Warum erhöht meine KI mit Verstärkungslernen ihre Belohnung nicht mit der Zeit?
Posted: 17 Jan 2025, 06:20
Ich arbeite an der Entwicklung einer Reinforcement Learning AI, um das Spiel Master Mind zu spielen. Ich habe einem Tutorial ( für das Spiel Snake gefolgt, habe es aber so geändert, dass es für mein Spiel funktioniert. Ich bin an einem Punkt angelangt, an dem die KI Vermutungen anstellen kann, aber es scheint keine Verbesserung zu geben.
Das ist meine agent.py
Das ist model.py
Und mein game.py
Ich weiß gerade nicht, wo ich Fehler beheben muss.
Vielen Dank für jede Hilfe
Das ist meine agent.py
Code: Select all
import torch
import random
import numpy as np
from collections import deque
from game import MasterMindAI
from model import Linear_QNet, QTrainer
from helper import plot
MAX_MEMORY = 100_000
BATCH_SIZE = 1000
LR = 0.001
class Agent:
def __init__(self):
self.n_games = 0
self.epsilon = 0 # randomness
self.gamma = 0.9 # discount rate
self.memory = deque(maxlen=MAX_MEMORY) # popleft()
self.model = Linear_QNet(4, 256, 4)
self.trainer = QTrainer(self.model, lr=LR, gamma=self.gamma)
def get_state(self, game):
compare = game.get_compare()
guesses = game.get_guesses()
while len(compare) < 8:
compare.append([-1, -1, -1, -1])
while len(compare) >= 8:
compare.pop()
while len(guesses) < 8:
guesses.append([-1, -1, -1, -1])
while len(guesses) >= 8:
guesses.pop()
# print("compare ", compare)
# print("guesses ", guesses)
state = np.array(compare + guesses,dtype=int)
#print("state", state)
# state = [
# #DOES THIS WORK
# compare,
# guesses
# ]
# return np.array(state, dtype=int)
return state
def remember(self, state, action, reward, next_state, done):
self.memory.append((state, action, reward, next_state, done)) # popleft if MAX_MEMORY is reached
def train_long_memory(self):
if len(self.memory) > BATCH_SIZE:
mini_sample = random.sample(self.memory, BATCH_SIZE) # list of tuples
else:
mini_sample = self.memory
states, actions, rewards, next_states, dones = zip(*mini_sample)

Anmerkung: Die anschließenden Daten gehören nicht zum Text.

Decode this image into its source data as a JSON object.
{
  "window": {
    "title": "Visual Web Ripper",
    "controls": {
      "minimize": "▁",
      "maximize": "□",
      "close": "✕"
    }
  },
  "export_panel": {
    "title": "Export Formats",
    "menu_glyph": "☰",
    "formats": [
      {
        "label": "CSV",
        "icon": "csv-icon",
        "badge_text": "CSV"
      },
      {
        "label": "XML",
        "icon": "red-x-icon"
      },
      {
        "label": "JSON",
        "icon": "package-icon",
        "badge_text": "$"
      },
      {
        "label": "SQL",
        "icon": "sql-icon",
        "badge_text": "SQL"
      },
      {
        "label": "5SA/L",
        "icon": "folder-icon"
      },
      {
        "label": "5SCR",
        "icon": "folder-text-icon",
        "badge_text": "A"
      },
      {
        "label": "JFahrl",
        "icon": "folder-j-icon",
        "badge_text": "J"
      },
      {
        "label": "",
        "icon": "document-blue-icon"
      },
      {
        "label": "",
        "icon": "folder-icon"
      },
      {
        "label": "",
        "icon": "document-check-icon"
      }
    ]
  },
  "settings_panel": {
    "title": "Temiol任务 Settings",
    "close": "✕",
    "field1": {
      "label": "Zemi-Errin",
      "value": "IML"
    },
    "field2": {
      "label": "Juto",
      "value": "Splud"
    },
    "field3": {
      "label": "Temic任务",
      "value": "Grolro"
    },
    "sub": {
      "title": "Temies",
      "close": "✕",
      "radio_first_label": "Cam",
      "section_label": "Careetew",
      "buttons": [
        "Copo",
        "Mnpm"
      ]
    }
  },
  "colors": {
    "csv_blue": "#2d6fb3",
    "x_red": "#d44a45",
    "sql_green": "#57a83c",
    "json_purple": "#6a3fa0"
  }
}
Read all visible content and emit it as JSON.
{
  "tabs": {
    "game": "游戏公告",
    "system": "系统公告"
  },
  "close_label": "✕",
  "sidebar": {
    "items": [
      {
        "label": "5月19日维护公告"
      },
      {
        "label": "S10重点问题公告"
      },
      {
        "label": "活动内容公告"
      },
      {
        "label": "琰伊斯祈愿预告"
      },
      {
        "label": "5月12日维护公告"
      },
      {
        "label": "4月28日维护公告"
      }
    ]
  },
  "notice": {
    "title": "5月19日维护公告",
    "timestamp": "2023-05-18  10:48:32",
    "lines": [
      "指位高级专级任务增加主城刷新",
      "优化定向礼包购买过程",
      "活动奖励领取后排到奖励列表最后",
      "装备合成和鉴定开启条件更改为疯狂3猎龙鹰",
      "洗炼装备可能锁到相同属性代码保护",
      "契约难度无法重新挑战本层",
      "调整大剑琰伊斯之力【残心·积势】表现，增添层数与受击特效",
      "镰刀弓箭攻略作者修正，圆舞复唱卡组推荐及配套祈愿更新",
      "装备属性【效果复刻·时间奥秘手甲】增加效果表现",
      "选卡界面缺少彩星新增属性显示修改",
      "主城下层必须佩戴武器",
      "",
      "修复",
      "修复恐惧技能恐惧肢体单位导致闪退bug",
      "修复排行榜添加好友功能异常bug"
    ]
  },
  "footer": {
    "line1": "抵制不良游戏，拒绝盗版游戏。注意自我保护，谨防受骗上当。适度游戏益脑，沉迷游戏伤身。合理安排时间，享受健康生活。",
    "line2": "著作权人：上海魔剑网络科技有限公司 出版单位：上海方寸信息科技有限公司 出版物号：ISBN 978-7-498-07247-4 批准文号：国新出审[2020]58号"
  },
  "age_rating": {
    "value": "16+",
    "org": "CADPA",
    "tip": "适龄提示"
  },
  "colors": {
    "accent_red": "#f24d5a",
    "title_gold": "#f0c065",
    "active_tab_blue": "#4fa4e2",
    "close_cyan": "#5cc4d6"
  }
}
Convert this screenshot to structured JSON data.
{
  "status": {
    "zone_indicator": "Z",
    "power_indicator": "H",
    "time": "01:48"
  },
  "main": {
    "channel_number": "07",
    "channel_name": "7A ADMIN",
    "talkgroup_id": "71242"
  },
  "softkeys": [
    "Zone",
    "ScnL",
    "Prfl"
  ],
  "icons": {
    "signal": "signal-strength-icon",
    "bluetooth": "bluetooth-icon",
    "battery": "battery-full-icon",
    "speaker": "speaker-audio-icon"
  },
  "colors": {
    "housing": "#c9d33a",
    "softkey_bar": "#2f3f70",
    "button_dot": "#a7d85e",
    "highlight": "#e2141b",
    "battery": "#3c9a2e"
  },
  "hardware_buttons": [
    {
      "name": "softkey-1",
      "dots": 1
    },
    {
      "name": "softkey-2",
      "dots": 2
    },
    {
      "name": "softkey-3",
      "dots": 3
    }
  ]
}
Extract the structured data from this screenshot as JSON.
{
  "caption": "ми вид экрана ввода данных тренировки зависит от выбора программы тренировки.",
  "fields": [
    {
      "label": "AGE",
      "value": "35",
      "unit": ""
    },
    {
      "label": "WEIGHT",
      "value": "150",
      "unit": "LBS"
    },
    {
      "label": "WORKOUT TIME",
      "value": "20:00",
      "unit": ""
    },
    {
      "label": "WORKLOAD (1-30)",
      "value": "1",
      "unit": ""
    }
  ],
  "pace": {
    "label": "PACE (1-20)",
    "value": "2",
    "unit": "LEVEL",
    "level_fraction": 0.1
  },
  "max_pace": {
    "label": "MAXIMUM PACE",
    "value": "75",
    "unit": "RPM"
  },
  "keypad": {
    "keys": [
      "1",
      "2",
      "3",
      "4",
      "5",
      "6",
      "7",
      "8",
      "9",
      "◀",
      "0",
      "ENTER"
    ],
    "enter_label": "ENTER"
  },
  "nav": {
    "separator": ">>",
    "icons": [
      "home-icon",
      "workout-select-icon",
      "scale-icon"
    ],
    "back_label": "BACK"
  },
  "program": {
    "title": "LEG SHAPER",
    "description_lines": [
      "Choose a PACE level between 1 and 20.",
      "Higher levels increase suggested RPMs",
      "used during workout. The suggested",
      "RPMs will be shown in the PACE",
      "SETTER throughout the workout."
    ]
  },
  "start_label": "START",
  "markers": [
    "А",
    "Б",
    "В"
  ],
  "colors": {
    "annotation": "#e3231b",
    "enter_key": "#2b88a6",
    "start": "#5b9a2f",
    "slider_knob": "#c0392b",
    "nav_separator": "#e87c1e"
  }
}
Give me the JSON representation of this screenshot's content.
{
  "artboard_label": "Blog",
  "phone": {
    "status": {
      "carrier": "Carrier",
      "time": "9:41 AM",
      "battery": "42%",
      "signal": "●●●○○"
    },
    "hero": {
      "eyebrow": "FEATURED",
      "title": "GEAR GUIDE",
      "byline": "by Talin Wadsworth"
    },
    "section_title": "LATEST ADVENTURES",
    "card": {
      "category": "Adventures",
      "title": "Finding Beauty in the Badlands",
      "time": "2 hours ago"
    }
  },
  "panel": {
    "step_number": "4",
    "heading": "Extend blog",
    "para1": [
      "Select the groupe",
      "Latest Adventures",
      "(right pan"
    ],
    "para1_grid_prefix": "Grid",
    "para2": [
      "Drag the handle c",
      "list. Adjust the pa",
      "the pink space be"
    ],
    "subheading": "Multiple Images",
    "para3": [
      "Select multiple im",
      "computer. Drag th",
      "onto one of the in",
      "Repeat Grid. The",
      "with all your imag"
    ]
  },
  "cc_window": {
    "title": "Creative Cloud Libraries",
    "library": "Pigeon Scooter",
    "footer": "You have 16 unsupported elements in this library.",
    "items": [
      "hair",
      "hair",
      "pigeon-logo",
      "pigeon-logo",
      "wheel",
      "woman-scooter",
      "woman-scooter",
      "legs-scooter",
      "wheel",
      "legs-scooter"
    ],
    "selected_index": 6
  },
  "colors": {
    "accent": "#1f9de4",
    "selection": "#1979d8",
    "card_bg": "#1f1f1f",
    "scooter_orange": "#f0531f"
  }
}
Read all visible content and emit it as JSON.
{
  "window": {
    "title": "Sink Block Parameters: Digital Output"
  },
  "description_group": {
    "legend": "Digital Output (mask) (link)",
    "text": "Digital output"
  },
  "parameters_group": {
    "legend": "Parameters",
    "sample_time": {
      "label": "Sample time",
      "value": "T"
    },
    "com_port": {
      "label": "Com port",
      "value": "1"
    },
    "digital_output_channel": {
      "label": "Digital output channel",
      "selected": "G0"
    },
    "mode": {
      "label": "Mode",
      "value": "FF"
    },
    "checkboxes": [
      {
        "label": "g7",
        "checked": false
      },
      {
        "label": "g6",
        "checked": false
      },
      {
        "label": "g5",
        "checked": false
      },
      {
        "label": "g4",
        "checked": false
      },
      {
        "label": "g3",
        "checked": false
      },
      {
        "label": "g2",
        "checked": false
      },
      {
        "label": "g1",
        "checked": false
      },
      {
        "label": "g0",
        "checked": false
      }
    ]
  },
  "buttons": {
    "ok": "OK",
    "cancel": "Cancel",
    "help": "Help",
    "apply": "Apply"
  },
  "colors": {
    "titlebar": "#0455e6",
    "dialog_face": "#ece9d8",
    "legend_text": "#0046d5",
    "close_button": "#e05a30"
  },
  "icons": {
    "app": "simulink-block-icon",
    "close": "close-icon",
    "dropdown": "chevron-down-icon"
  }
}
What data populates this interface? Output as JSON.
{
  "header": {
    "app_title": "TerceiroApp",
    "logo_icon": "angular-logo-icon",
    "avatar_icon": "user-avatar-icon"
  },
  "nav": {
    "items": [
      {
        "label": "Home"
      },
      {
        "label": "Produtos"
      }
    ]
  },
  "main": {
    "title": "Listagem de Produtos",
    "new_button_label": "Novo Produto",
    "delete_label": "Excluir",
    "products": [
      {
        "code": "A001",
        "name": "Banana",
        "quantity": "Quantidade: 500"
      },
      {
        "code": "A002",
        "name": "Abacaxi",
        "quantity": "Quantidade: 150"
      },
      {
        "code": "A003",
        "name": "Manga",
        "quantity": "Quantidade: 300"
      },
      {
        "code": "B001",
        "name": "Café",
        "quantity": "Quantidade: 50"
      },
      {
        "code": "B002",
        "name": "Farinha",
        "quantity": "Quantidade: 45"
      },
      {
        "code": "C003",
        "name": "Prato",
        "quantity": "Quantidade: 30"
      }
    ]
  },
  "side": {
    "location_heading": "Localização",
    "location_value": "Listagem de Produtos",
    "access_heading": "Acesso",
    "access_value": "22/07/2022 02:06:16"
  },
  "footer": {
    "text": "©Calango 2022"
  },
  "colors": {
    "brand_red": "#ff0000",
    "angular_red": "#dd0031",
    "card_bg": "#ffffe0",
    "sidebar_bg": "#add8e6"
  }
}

self.trainer.train_step(states, actions, rewards, next_states, dones)
def train_short_memory(self, state, action, reward, next_state, done):
self.trainer.train_step(state, action, reward, next_state, done)
def get_action(self, state):
# random moves: tradeoff exploration / exploitation
self.epsilon = 800 - self.n_games
final_move = [0,0,0,0]
if random.randint(0, 2000) < self.epsilon:
final_move = [random.randint(1, 5) for _ in range(4)]
else:
state_tensor = torch.tensor(state, dtype=torch.float)
prediction = self.model(state_tensor) # Get model prediction
move = torch.argmax(prediction).item() # Choose the highest predicted value
#
# print("move ", move)
# Assuming the output needs to be transformed to 4 integers:
final_move = [
(move % 5) + 1, # First digit (1-5)
((move // 5) % 5) + 1, # Second digit (1-5)
((move // 25) % 5) + 1, # Third digit (1-5)
((move // 125) % 5) + 1 # Fourth digit (1-5)
]
return final_move
def train():
plot_scores = []
plot_mean_scores = []
total_score = 0
plot_reward = []
plot_mean_reward = []
total_reward = 0
record = 10
agent = Agent()
game = MasterMindAI()
game.start_game()
while True:
# get old state
state_old = agent.get_state(game)
# get move
final_move = agent.get_action(state_old)
# perform move and get new state
reward, done, score = game.play_step(final_move)
# print("reward in here", reward)
state_new = agent.get_state(game)
# train short memory
agent.train_short_memory(state_old, final_move, reward, state_new, done)
# remember
agent.remember(state_old, final_move, reward, state_new, done)
if done:
#print("reward", reward)
# train long memory, plot result
game.start_game()
agent.n_games += 1
agent.train_long_memory()
if score < record:
record = score
agent.model.save()
print('Game', agent.n_games, 'Score', score, 'Record:', record)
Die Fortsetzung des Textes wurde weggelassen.